An Eye on the Sky: Ames High Senior Pooja Kasiviswanathan Named a Top Science Scholar
“Ever since I looked up into the night sky, I have always wondered if there is another planet like Earth out there.” This is the inquisitive thinking that has driving Ames High senior Pooja Kasiviswanathan to be named a top 300 scholar in the 79th Regeneron Science Talent Search—the nation’s oldest and most prestigious science and mathematics competition for high school seniors.
Throughout her high school career, Kasiviswanathan has been encouraged by teachers and her parents to push the boundaries of what she can accomplish. She has gained multiple recognitions from the state, national, and international levels, and last year she presented at the symposium of the American Junior Academy of Science/American Association for the Advancement of Science/National Association for the Academies of Science in Washington D.C. and was inducted as a Fellow. That same year, at the Intel International Science and Engineering Fair in Phoenix, Arizona, she won two Special Awards and scholarships, including one from the National Aeronautics and Space Administration (NASA). These moments made Kasiviswanathan realize how innovative her research is and to apply for the talent search.
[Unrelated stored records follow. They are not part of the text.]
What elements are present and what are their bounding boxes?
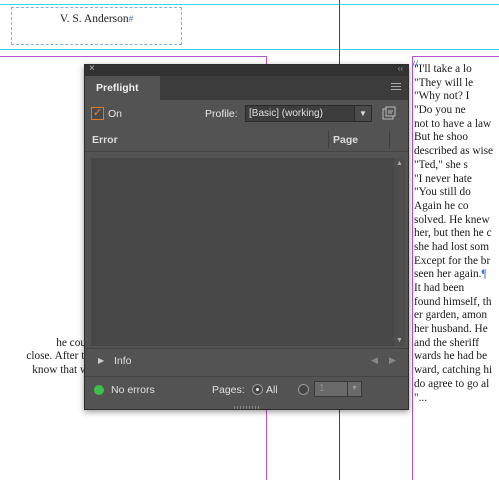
running-head-frame[interactable]: V. S. Anderson# — [11, 7, 182, 45]
next-arrow-icon[interactable]: ▶ — [389, 355, 396, 366]
close-icon[interactable]: × — [89, 63, 95, 74]
pages-range-radio[interactable] — [298, 384, 309, 395]
define-profiles-icon[interactable] — [381, 106, 397, 121]
text-line: solved. He knew — [414, 213, 490, 226]
end-of-story-mark: # — [128, 14, 134, 24]
preflight-controls-row: ✓ On Profile: [Basic] (working) ▼ — [85, 100, 408, 128]
profile-select-value: [Basic] (working) — [249, 108, 323, 119]
scroll-up-icon[interactable]: ▲ — [396, 160, 403, 167]
error-list[interactable] — [91, 158, 394, 346]
text-line: she had lost som — [414, 240, 489, 253]
error-table-header: Error Page — [85, 128, 408, 152]
chevron-down-icon[interactable]: ▼ — [347, 382, 361, 396]
pages-all-radio[interactable] — [252, 384, 263, 395]
resize-grip-icon[interactable] — [234, 406, 259, 409]
profile-label: Profile: — [205, 108, 238, 120]
text-line: "I never hate — [414, 172, 472, 185]
pages-all-label: All — [266, 384, 278, 396]
preflight-on-label: On — [108, 108, 123, 120]
right-page-margin-top — [412, 56, 499, 57]
text-line: ward, catching hi — [414, 364, 493, 377]
right-page-text-frame[interactable]: "I'll take a lo "They will le "Why not? I "… — [414, 63, 499, 480]
text-line: Again he co — [414, 199, 469, 212]
column-header-error[interactable]: Error — [92, 134, 118, 146]
panel-tab-bar: Preflight — [85, 76, 408, 100]
text-line: do agree to go al — [414, 377, 490, 390]
text-line: wards he had be — [414, 350, 488, 363]
status-text: No errors — [111, 384, 155, 396]
text-line: "You still do — [414, 186, 471, 199]
text-line: "They will le — [414, 76, 474, 89]
text-line: her husband. He — [414, 323, 488, 336]
text-line: "... — [414, 391, 428, 404]
tab-preflight[interactable]: Preflight — [85, 76, 160, 100]
preflight-on-checkbox[interactable]: ✓ — [91, 107, 104, 120]
running-head: V. S. Anderson# — [12, 13, 181, 25]
column-divider — [328, 131, 329, 148]
text-line: "I'll take a lo — [414, 63, 472, 75]
collapse-icon[interactable]: ‹‹ — [398, 64, 403, 73]
text-line: It had been — [414, 282, 465, 294]
text-line: "Why not? I — [414, 90, 470, 103]
text-line: But he shoo — [414, 131, 468, 144]
left-page-margin-top — [0, 56, 267, 57]
preflight-panel: × ‹‹ Preflight ✓ On Profile: [Basic] (wo… — [84, 63, 409, 410]
running-head-text: V. S. Anderson — [59, 13, 129, 25]
column-header-page[interactable]: Page — [333, 134, 358, 146]
error-list-scrollbar[interactable]: ▲ ▼ — [394, 158, 405, 346]
green-dot-icon — [94, 385, 104, 395]
text-line: "Do you ne — [414, 104, 466, 117]
status-bar: No errors Pages: All 1 ▼ — [85, 376, 408, 402]
hamburger-icon[interactable] — [391, 83, 401, 92]
profile-select[interactable]: [Basic] (working) ▼ — [245, 105, 372, 122]
scroll-down-icon[interactable]: ▼ — [396, 337, 403, 344]
previous-arrow-icon[interactable]: ◀ — [371, 355, 378, 366]
pages-range-value: 1 — [319, 383, 325, 394]
pilcrow-icon: ¶ — [481, 268, 487, 281]
info-label[interactable]: Info — [114, 355, 132, 367]
text-line: not to have a law — [414, 117, 492, 130]
text-line: described as wise — [414, 145, 494, 158]
text-line: found himself, th — [414, 295, 492, 308]
pages-range-input[interactable]: 1 ▼ — [314, 381, 362, 397]
text-line: her, but then he c — [414, 227, 492, 240]
guide-header — [0, 49, 499, 50]
pages-label: Pages: — [212, 384, 245, 396]
text-line: and the sheriff — [414, 336, 480, 349]
column-divider — [389, 131, 390, 148]
text-line: er garden, amon — [414, 309, 488, 322]
panel-title-bar[interactable]: × ‹‹ — [85, 63, 408, 76]
text-line: Except for the br — [414, 254, 491, 267]
right-page-margin-left — [412, 56, 413, 480]
text-line: seen her again.¶ — [414, 268, 487, 281]
info-section-header: ▶ Info ◀ ▶ — [85, 348, 408, 372]
disclosure-triangle-icon[interactable]: ▶ — [98, 356, 104, 365]
chevron-down-icon[interactable]: ▼ — [354, 106, 371, 121]
text-line: "Ted," she s — [414, 158, 468, 171]
guide-top — [0, 4, 499, 5]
Kasiviswanathan attended an Astrobiology residential program at the University of Iowa several years ago and afterward started collecting information on what the future might hold in Astrobiology. “I was excited to know about NASA’s current research regarding its future missions. My inspiration from NASA’s Astrobiology research and current challenges on Earth motivated me to find answers to my questions in my project.” Kasiviswanathan’s project was titled Farming on Mars: Potential Strategies for Sustainable Agriculture.
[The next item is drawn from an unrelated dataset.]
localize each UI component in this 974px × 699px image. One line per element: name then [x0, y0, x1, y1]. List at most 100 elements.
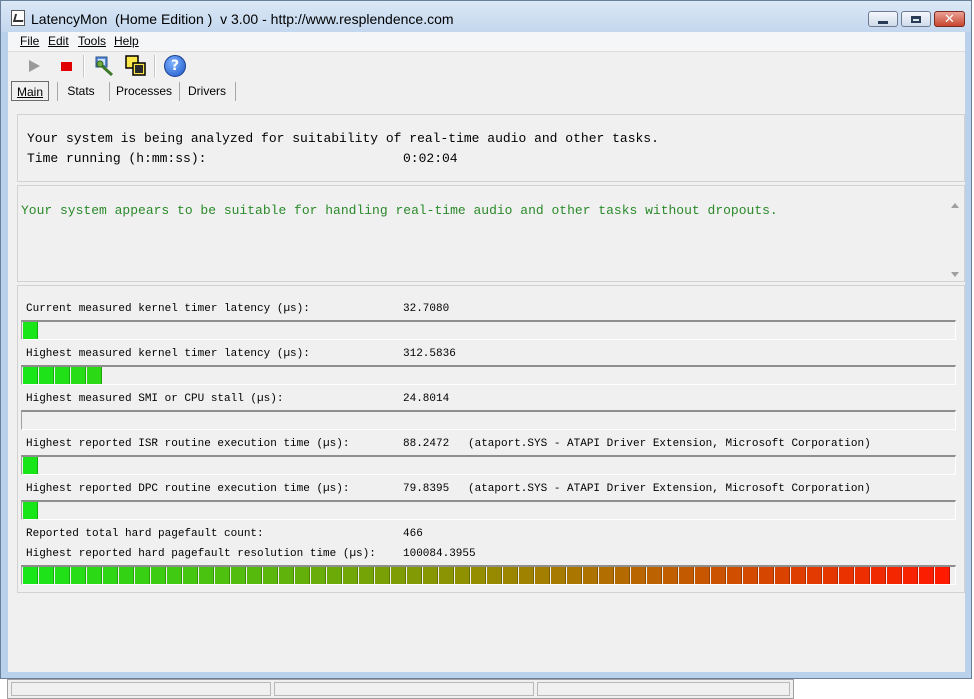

With over 2,000 applicants from American and international schools, she knew the competition would be tough. “Being named a Scholar is truly an honor for me as I now join the program’s alumni which include recipients of the world’s most coveted science and math honors (National Medals of Science, MacArthur Foundation Fellowships, and Nobel Prizes).”
Reacting to the recognition, Ames High Science Teacher DeAnna Tibben points to Kasiviswanathan’s meticulous methods, detailed observations and data analysis as keys to her success. “Pooja is the type of student (and future scientist) who will move our society forward in our scientific thinking. I’m appreciative that I was able to be a part of her journey. I look forward to hearing about her successes after high school!” Next year, Kasiviswanathan plans to major in chemical or biosystems engineering.